The European crisis continues, first with Brexit and most recently the Italian referendum. Erdogan has threatened to further destabilize Europe. With his command, a floodgate of migrants could once again wash across Europe from Turkey. Combined with profound anxiety, local demagogues, Kremlin propaganda and European benefactors from Russian companies, they pose a substantial challenge to Chancellor Angela Merkel's re-election.

This trajectory of the Syrian war has immense consequences for Canada, to our allies, and to those who share our values. It is easy to be overwhelmed by the scale of the challenge, yet it is in these times when real leadership must emerge to end the Syrian war.

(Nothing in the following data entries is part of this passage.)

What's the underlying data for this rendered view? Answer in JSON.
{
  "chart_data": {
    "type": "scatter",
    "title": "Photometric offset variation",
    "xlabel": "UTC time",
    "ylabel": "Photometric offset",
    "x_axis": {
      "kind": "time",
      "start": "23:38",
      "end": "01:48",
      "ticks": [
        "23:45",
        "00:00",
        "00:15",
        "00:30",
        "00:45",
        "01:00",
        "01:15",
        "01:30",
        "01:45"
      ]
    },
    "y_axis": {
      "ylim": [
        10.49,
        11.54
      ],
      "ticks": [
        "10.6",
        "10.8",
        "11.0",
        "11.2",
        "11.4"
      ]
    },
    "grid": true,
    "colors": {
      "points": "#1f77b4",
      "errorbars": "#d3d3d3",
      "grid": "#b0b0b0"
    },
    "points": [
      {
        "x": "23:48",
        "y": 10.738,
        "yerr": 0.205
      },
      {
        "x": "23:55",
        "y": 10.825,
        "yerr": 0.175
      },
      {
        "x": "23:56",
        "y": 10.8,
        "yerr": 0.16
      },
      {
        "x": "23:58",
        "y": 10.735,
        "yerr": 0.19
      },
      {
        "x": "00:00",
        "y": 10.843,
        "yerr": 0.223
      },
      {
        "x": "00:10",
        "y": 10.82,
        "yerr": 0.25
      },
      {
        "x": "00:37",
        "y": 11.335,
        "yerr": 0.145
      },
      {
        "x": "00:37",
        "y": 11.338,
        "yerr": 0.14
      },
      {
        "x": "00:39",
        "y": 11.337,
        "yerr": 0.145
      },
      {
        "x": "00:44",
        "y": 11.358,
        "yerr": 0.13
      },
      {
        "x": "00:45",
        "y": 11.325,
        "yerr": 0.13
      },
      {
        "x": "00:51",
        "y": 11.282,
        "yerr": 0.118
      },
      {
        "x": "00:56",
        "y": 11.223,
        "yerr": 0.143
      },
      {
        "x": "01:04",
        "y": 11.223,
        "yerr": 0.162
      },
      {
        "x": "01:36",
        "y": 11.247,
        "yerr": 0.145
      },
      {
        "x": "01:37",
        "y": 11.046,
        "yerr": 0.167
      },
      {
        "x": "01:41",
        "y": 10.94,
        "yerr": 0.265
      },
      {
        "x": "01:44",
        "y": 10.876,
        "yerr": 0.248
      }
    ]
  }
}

This is what Canada can do, if the leadership is truly determined to shape the course of history, rather than be shaped by it:

  • Advance the significant position to call for grounding the Syrian Air Force, establishing no-fly zones and humanitarian corridors inside Syria, where critical safe havens must be created for Syrian civilians, and humanitarian agencies can supply essential services;
  • Decide to undermine and dismantle the Russo-Iranian axis backing terror, genocide and dictatorship in Syria and Iraq, then start doing it as a matter of foreign policy at the United Nations, multilateral and regional fora;
  • Update Canadian policy in Syria to confront both ISIS and Hezbollah/IRGC, ending the perception of preferring one sectarian terrorist over the other;
  • Actively train and support subnational groups that demonstrably share pluralist values, including ethnic and religious minorities, and vetted local chapters of the Free Syrian Army;
  • Stem the financial flows to terrorist actors inside Syria by imposing targeted sanctions against a list of specific foreign individuals and organizations known to sponsor terrorism in Syria, updating Canada's Special Economic Measures Act (SEMA), and resourcing the Financial Action Task Force (FATF) to strengthen global compliance;
  • Work with allies to conduct humanitarian air drops in besieged and inaccessible areas, and insist on a transparent humanitarian framework to assure critical access for those that need it most, ending the Assad regime's exploitation of aid for its own political benefit; and,
  • Engage what's left of Syrian civil society to preserve the institutions that will be needed in the aftermath of the war to shape an enduring, stable, federal Syrian society after this regime.

We risk sleepwalking into a region that will challenge Canadian values and interests more deeply than at any other moment in recent memory. There are limits to Canadian power. Yet real leadership can advance these positions morally and strategically by engaging our allies and taking the challenge to end the Syria war seriously.